Energiespartipps

Rund um das Thema Wasser

Gerade ein bewusster Umgang beim Gebrauch bzw. Verbrauch von Wasser im Haushalt kann Geld sparen.

Wasser ist ein Rohstoff, der sehr wertvoll ist und Ihre persönliche Kostenrechnung beeinflussen kann. Darüber hinaus kann die Erzeugung von Warmwasser eine weitere Kostenfalle darstellen, denn ein großer Teil der Haushaltsenergie wird für die Beheizung von Wasser benötigt.

Verbrauch
Betrachtet man den Wasserverbrauch und mögliche Einsparoptionen, dann ergibt sich meist zu allererst die Möglichkeit des verbrauchsärmeren Duschens gegenüber einem Wannenbad. Beim Duschen ist der Wasseranteil, welcher verbraucht wird, bis zu dreimal geringer als der Wasserbedarf, um eine Badewanne zu füllen. Mit speziellen Duschköpfen lässt sich beim Duschen ebenfalls Geld sparen. Brausen, bei denen ein Teil des Wassers durch Luft ersetzt wird, reduzieren den Wasserverbrauch zusätzlich. Darüber hinaus gibt es Aufsätze, die den Durchfluss von Wasser begrenzen und damit zum Sparen beitragen.

Drehen Sie beim Einschäumen während des Duschens, aber auch schon beim Händewaschen, den Wasserhahn einfach ab, denn sonst läuft das Wasser ungenutzt davon. Dies gilt auch beim Zähneputzen oder beim Rasieren. Nutzen Sie in diesem Fall einen Zahnputzbecher oder verschließen Sie den Abfluss des Waschbeckens mit dafür bestimmten Vorrichtung (einem Stöpsel oder einem bereits integrierten Verschluss).

Achten Sie darauf, defekte oder tropfende Wasserhähne reparieren oder auswechseln zu lassen, da Ihnen sonst ungenutzt Wasser verloren geht. Einen hohen Wasserverbrauch kann auch die Toilettenspülung verursachen. Durch den Einsatz einer Spartaste (Spül-Stopp) kann bereits bei jedem einzelnen Spülgang Wasser gespart werden, denn damit leert sich beim Drücken der Taste nicht der komplette Spülkasten.

Warmwasserbereitung
In Wohngebäuden existieren unterschiedliche Möglichkeiten das Wasser, welches im Bad und in der Küche im warmen Zustand benötigt wird, zu erwärmen. Einerseits kann es sich dabei um eine zentrale Warmwasserbereitung handeln, bei der das Wasser über einen Heizkessel erwärmt und in Wasserspeichern bereitgehalten wird. Bei dieser Form sollte das Speichervolumen an die Bedürfnisse der Bewohner genau angepasst werden, da für die Warmhaltung Energie zum Einsatz kommt, die bei zu großem Speicher eingespart werden könnte.
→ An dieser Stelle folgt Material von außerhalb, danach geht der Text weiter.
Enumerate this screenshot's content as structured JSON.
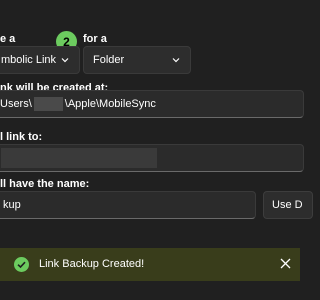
{
  "labels": {
    "create_a": "e a",
    "for_a": "for a",
    "link_location": "nk will be created at:",
    "link_to": "l link to:",
    "name": "ll have the name:"
  },
  "selects": {
    "link_type": "mbolic Link",
    "target_type": "Folder"
  },
  "step_badge": "2",
  "fields": {
    "location_prefix": "Users\\",
    "location_suffix": "\\Apple\\MobileSync",
    "link_to_value": "",
    "name_value": "kup"
  },
  "buttons": {
    "use_default": "Use D"
  },
  "toast": {
    "message": "Link Backup Created!",
    "accent": "#6ccb5f"
  },
  "icons": [
    "chevron-down-icon",
    "success-check-icon",
    "close-icon"
  ]
}
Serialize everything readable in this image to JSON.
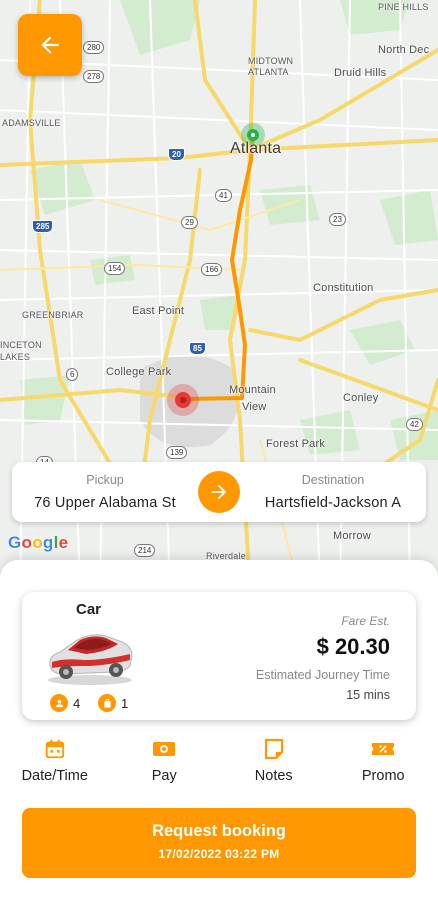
{
  "map": {
    "labels": {
      "north_dec": "North Dec",
      "midtown": "MIDTOWN\nATLANTA",
      "midtown_line1": "MIDTOWN",
      "midtown_line2": "ATLANTA",
      "druid_hills": "Druid Hills",
      "adamsville": "ADAMSVILLE",
      "atlanta": "Atlanta",
      "constitution": "Constitution",
      "east_point": "East Point",
      "greenbriar": "GREENBRIAR",
      "lakes_1": "INCETON",
      "lakes_2": "LAKES",
      "college_park": "College Park",
      "mountain_view_1": "Mountain",
      "mountain_view_2": "View",
      "conley": "Conley",
      "forest_park": "Forest Park",
      "morrow": "Morrow",
      "riverdale": "Riverdale",
      "pine_hills": "PINE HILLS",
      "r1": "R"
    },
    "shields": {
      "s280": "280",
      "s278": "278",
      "s20": "20",
      "s285": "285",
      "s41": "41",
      "s29": "29",
      "s23": "23",
      "s154": "154",
      "s166": "166",
      "s85": "85",
      "s6": "6",
      "s139": "139",
      "s14": "14",
      "s214": "214",
      "s42": "42"
    },
    "attribution": "Google"
  },
  "route": {
    "pickup_label": "Pickup",
    "pickup_value": "76 Upper Alabama St",
    "destination_label": "Destination",
    "destination_value": "Hartsfield-Jackson A"
  },
  "vehicle": {
    "name": "Car",
    "passengers": "4",
    "luggage": "1",
    "fare_label": "Fare Est.",
    "fare_value": "$ 20.30",
    "eta_label": "Estimated Journey Time",
    "eta_value": "15 mins"
  },
  "actions": [
    {
      "label": "Date/Time",
      "icon": "calendar-icon"
    },
    {
      "label": "Pay",
      "icon": "cash-icon"
    },
    {
      "label": "Notes",
      "icon": "note-icon"
    },
    {
      "label": "Promo",
      "icon": "ticket-icon"
    }
  ],
  "request": {
    "title": "Request booking",
    "datetime": "17/02/2022 03:22 PM"
  },
  "colors": {
    "accent": "#ff9800",
    "pickup_marker": "#27b34a",
    "dest_marker": "#e53935",
    "car": "#d32f2f"
  }
}
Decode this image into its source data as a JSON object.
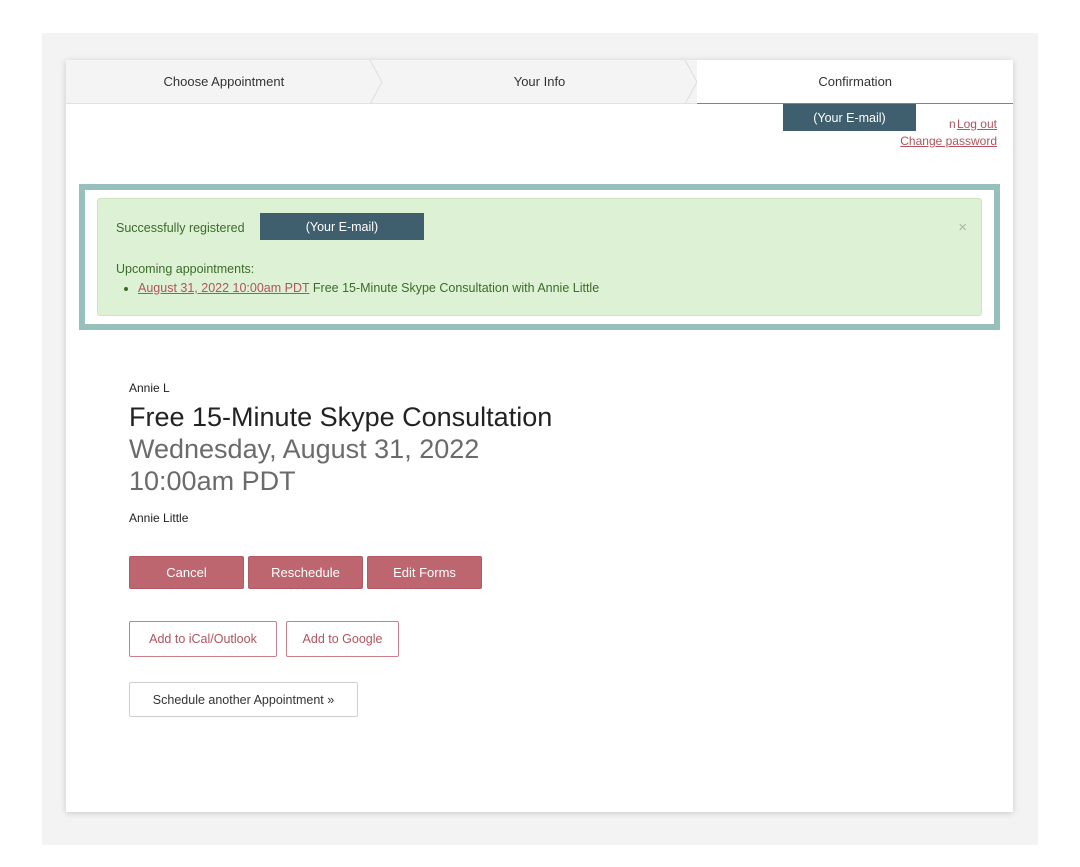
{
  "steps": [
    {
      "label": "Choose Appointment"
    },
    {
      "label": "Your Info"
    },
    {
      "label": "Confirmation"
    }
  ],
  "account": {
    "email_mask": "(Your E-mail)",
    "dot_char": "n",
    "logout": "Log out",
    "change_password": "Change password"
  },
  "alert": {
    "registered_text": "Successfully registered",
    "email_mask": "(Your E-mail)",
    "close": "×",
    "upcoming_label": "Upcoming appointments:",
    "appointment_link": "August 31, 2022 10:00am PDT",
    "appointment_desc": " Free 15-Minute Skype Consultation with Annie Little"
  },
  "appointment": {
    "provider_short": "Annie L",
    "title": "Free 15-Minute Skype Consultation",
    "date": "Wednesday, August 31, 2022",
    "time": "10:00am PDT",
    "provider_full": "Annie Little"
  },
  "buttons": {
    "cancel": "Cancel",
    "reschedule": "Reschedule",
    "edit_forms": "Edit Forms",
    "add_ical": "Add to iCal/Outlook",
    "add_google": "Add to Google",
    "schedule_another": "Schedule another Appointment »"
  },
  "colors": {
    "accent": "#bd6670",
    "alert_bg": "#ddf1d4",
    "alert_frame": "#97c0bd",
    "mask": "#3f5e6e"
  }
}
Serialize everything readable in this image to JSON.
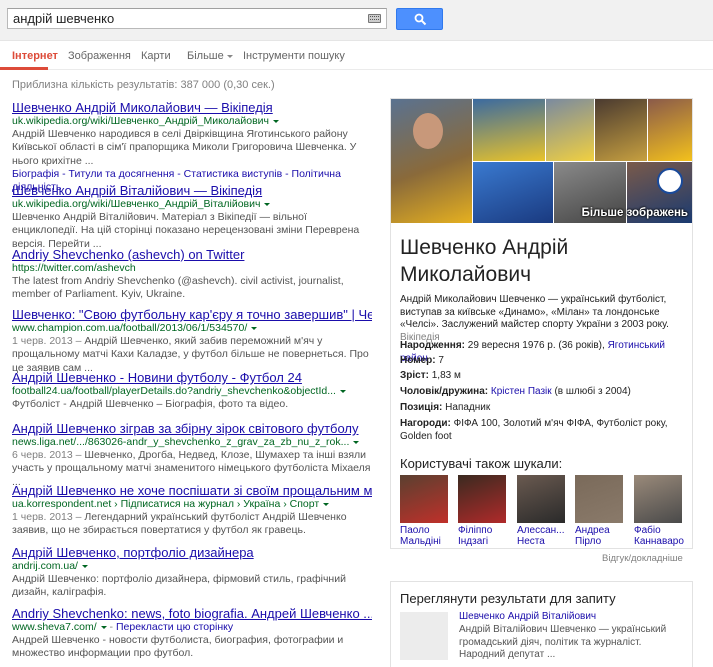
{
  "search": {
    "query": "андрій шевченко",
    "keyboard_icon": "keyboard-icon",
    "button_icon": "magnifier-icon",
    "accent": "#4d90fe"
  },
  "tabs": [
    {
      "label": "Інтернет",
      "active": true
    },
    {
      "label": "Зображення"
    },
    {
      "label": "Карти"
    },
    {
      "label": "Більше"
    },
    {
      "label": "Інструменти пошуку"
    }
  ],
  "stats": "Приблизна кількість результатів: 387 000 (0,30 сек.)",
  "results": [
    {
      "title": "Шевченко Андрій Миколайович — Вікіпедія",
      "url": "uk.wikipedia.org/wiki/Шевченко_Андрій_Миколайович",
      "snippet": "Андрій Шевченко народився в селі Двірківщина Яготинського району Київської області в сім'ї прапорщика Миколи Григоровича Шевченка. У нього крихітне ...",
      "sitelinks": "Біографія - Титули та досягнення - Статистика виступів - Політична діяльність"
    },
    {
      "title": "Шевченко Андрій Віталійович — Вікіпедія",
      "url": "uk.wikipedia.org/wiki/Шевченко_Андрій_Віталійович",
      "snippet": "Шевченко Андрій Віталійович. Матеріал з Вікіпедії — вільної енциклопедії. На цій сторінці показано нерецензовані зміни Переврена версія. Перейти ..."
    },
    {
      "title": "Andriy Shevchenko (ashevch) on Twitter",
      "url": "https://twitter.com/ashevch",
      "snippet": "The latest from Andriy Shevchenko (@ashevch). civil activist, journalist, member of Parliament. Kyiv, Ukraine."
    },
    {
      "title": "Шевченко: \"Свою футбольну кар'єру я точно завершив\" | Чемпіон",
      "url": "www.champion.com.ua/football/2013/06/1/534570/",
      "snippet_date": "1 черв. 2013 –",
      "snippet": "Андрій Шевченко, який забив переможний м'яч у прощальному матчі Кахи Каладзе, у футбол більше не повернеться. Про це заявив сам ..."
    },
    {
      "title": "Андрій Шевченко - Новини футболу - Футбол 24",
      "url": "football24.ua/football/playerDetails.do?andriy_shevchenko&objectId...",
      "snippet": "Футболіст - Андрій Шевченко – Біографія, фото та відео."
    },
    {
      "title": "Андрій Шевченко зіграв за збірну зірок світового футболу",
      "url": "news.liga.net/.../863026-andr_y_shevchenko_z_grav_za_zb_nu_z_rok...",
      "snippet_date": "6 черв. 2013 –",
      "snippet": "Шевченко, Дрогба, Недвед, Клозе, Шумахер та інші взяли участь у прощальному матчі знаменитого німецького футболіста Міхаеля ..."
    },
    {
      "title": "Андрій Шевченко не хоче поспішати зі своїм прощальним мат...",
      "url": "ua.korrespondent.net › Підписатися на журнал › Україна › Спорт",
      "snippet_date": "1 черв. 2013 –",
      "snippet": "Легендарний український футболіст Андрій Шевченко заявив, що не збирається повертатися у футбол як гравець."
    },
    {
      "title": "Андрій Шевченко, портфоліо дизайнера",
      "url": "andrij.com.ua/",
      "snippet": "Андрій Шевченко: портфоліо дизайнера, фірмовий стиль, графічний дизайн, каліграфія."
    },
    {
      "title": "Andriy Shevchenko: news, foto biografia. Андрей Шевченко ...",
      "url": "www.sheva7.com/",
      "url_extra": "Перекласти цю сторінку",
      "snippet": "Андрей Шевченко - новости футболиста, биография, фотографии и множество информации про футбол."
    }
  ],
  "knowledge": {
    "more_images": "Більше зображень",
    "title": "Шевченко Андрій Миколайович",
    "description": "Андрій Миколайович Шевченко — український футболіст, виступав за київське «Динамо», «Мілан» та лондонське «Челсі». Заслужений майстер спорту України з 2003 року.",
    "wiki": "Вікіпедія",
    "facts": [
      {
        "label": "Народження:",
        "value": "29 вересня 1976 р. (36 років),",
        "link": "Яготинський район"
      },
      {
        "label": "Номер:",
        "value": "7"
      },
      {
        "label": "Зріст:",
        "value": "1,83 м"
      },
      {
        "label": "Чоловік/дружина:",
        "link": "Крістен Пазік",
        "value": "(в шлюбі з 2004)"
      },
      {
        "label": "Позиція:",
        "value": "Нападник"
      },
      {
        "label": "Нагороди:",
        "value": "ФІФА 100, Золотий м'яч ФІФА, Футболіст року, Golden foot"
      }
    ],
    "also_heading": "Користувачі також шукали:",
    "people": [
      {
        "name": "Паоло Мальдіні"
      },
      {
        "name": "Філіппо Індзагі"
      },
      {
        "name": "Алессан... Неста"
      },
      {
        "name": "Андреа Пірло"
      },
      {
        "name": "Фабіо Каннаваро"
      }
    ],
    "feedback": "Відгук/докладніше"
  },
  "related": {
    "heading": "Переглянути результати для запиту",
    "title": "Шевченко Андрій Віталійович",
    "snippet": "Андрій Віталійович Шевченко — український громадський діяч, політик та журналіст. Народний депутат ..."
  }
}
Darüber hinaus reicht eine Bereitstellungstemperatur von 60°C aus. Damit werden Keime abgetötet und das Wasser weist eine ausreichende Temperatur auf.

Bei einer dezentralen Lösung wird nur die Menge an warmem Wasser produziert, die zur Verwendung benötigt wird. Diese Variante ergibt sich aus dem Einsatz von Durchlauferhitzern. Energie spart man hier schon mit ganz einfachen Handgriffen: Stellen Sie bei einer Einhandhebel-Mischbatterie den Hebel auf die Position „kalt". Beim schnellen Aufdrehen z. B. für das Händewaschen, wird dabei gar kein warmes Wasser erzeugt.

Des Weiteren kann man am Durchlauferhitzer die Wassertemperatur so verwendungsgerecht einstellen, dass auf die Beigabe von kaltem Wasser verzichtet wird. Denn gerade der Mischvorgang verbraucht nicht nur Wasser, sondern auch Energie, die man einsparen kann.